Needed Output file (file.out):

ABC1 012345 header
ABC3 012345 Header Table  <= Need this line added per section
ABC5 593.5000 587.6580 
ABC1 67890 header
ABC3 67890 Header Table   <= Need this line added per section
ABC5 602.0000 595.0642

Here is my current code:

# This will find the start of a section ABC1 and print the 
# header and duplicate lines data into a file.out
awk 'NF==3 && /ABC1/; $0!=s{s=$0;next}1' file.dat > file.out

Any suggestions?

awk '/ABC[13]/&&h=$2;_[h,$2,$3]++==1' file.dat

That Worked!!!!!

Thank you "radoulov" for helping me out with this!

Could you explain this part?

"h=$2_[h,$2,$3]"

Thanks!

Yes,
but it's:

h=$2;_[h,$2,$3]++==1

not:

h=$2_[h,$2,$3]++==1

The statement separator ; matters.

There are two expressions in the code,
the first one is:

/ABC[13]/ && h=$2

If the current record matches the pattern ABC[13] AND the value returned by the assignment of the value of the second field to the variable h is true - print the record.
OK, I'm cheating here, it's a shortcut that will fail if the value of $2 is 0, on the other hand, if that value could never be 0, there's less code to write (the fact is that we don't care what's the return value of the assignment, we just need to print those records and save the value of $2).

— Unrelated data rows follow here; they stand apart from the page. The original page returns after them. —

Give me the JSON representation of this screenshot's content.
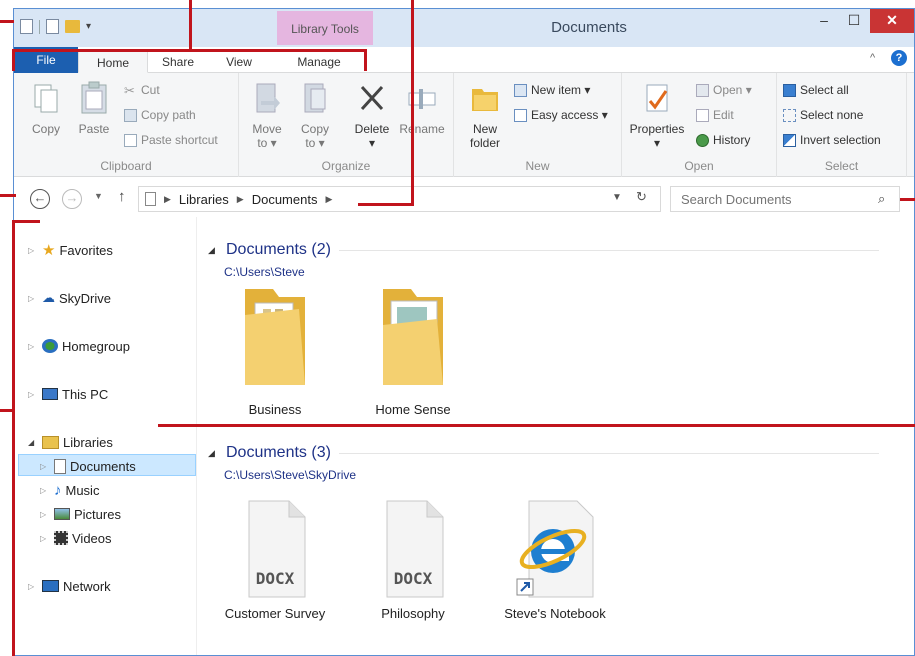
{
  "window": {
    "title": "Documents",
    "context_tab": "Library Tools",
    "controls": {
      "minimize": "–",
      "maximize": "☐",
      "close": "✕"
    }
  },
  "tabs": [
    {
      "label": "File"
    },
    {
      "label": "Home"
    },
    {
      "label": "Share"
    },
    {
      "label": "View"
    },
    {
      "label": "Manage"
    }
  ],
  "ribbon": {
    "clipboard": {
      "label": "Clipboard",
      "copy": "Copy",
      "paste": "Paste",
      "cut": "Cut",
      "copy_path": "Copy path",
      "paste_shortcut": "Paste shortcut"
    },
    "organize": {
      "label": "Organize",
      "move_to": "Move",
      "move_to_2": "to ▾",
      "copy_to": "Copy",
      "copy_to_2": "to ▾",
      "delete": "Delete",
      "delete_arrow": "▾",
      "rename": "Rename"
    },
    "new": {
      "label": "New",
      "new_folder": "New",
      "new_folder_2": "folder",
      "new_item": "New item ▾",
      "easy_access": "Easy access ▾"
    },
    "open": {
      "label": "Open",
      "properties": "Properties",
      "properties_arrow": "▾",
      "open": "Open ▾",
      "edit": "Edit",
      "history": "History"
    },
    "select": {
      "label": "Select",
      "select_all": "Select all",
      "select_none": "Select none",
      "invert_selection": "Invert selection"
    }
  },
  "address": {
    "crumbs": [
      "Libraries",
      "Documents"
    ],
    "search_placeholder": "Search Documents"
  },
  "nav": {
    "favorites": "Favorites",
    "skydrive": "SkyDrive",
    "homegroup": "Homegroup",
    "this_pc": "This PC",
    "libraries": "Libraries",
    "documents": "Documents",
    "music": "Music",
    "pictures": "Pictures",
    "videos": "Videos",
    "network": "Network"
  },
  "content": {
    "section1": {
      "title": "Documents (2)",
      "path": "C:\\Users\\Steve",
      "items": [
        "Business",
        "Home Sense"
      ]
    },
    "section2": {
      "title": "Documents (3)",
      "path": "C:\\Users\\Steve\\SkyDrive",
      "items": [
        "Customer Survey",
        "Philosophy",
        "Steve's Notebook"
      ],
      "doc_badge": "DOCX"
    }
  }
}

So we print the records ABC1, ABC3 and save the numeric part of the header in the h variable.

The second expression is:

_[h,$2,$3]++==1

We build an associative array keyed by the concatenated values of the previously saved header number, the second and the third field. The values are an auto-incremented integers.
When the value is 1, we print the record, because we see it for the second time (the first time we see a key, the value is 0 (because of the post-incrementing operator).

Hope this helps.

Yes - Thanks for the explanation. It does help to know what I'm putting in the script. Thanks again!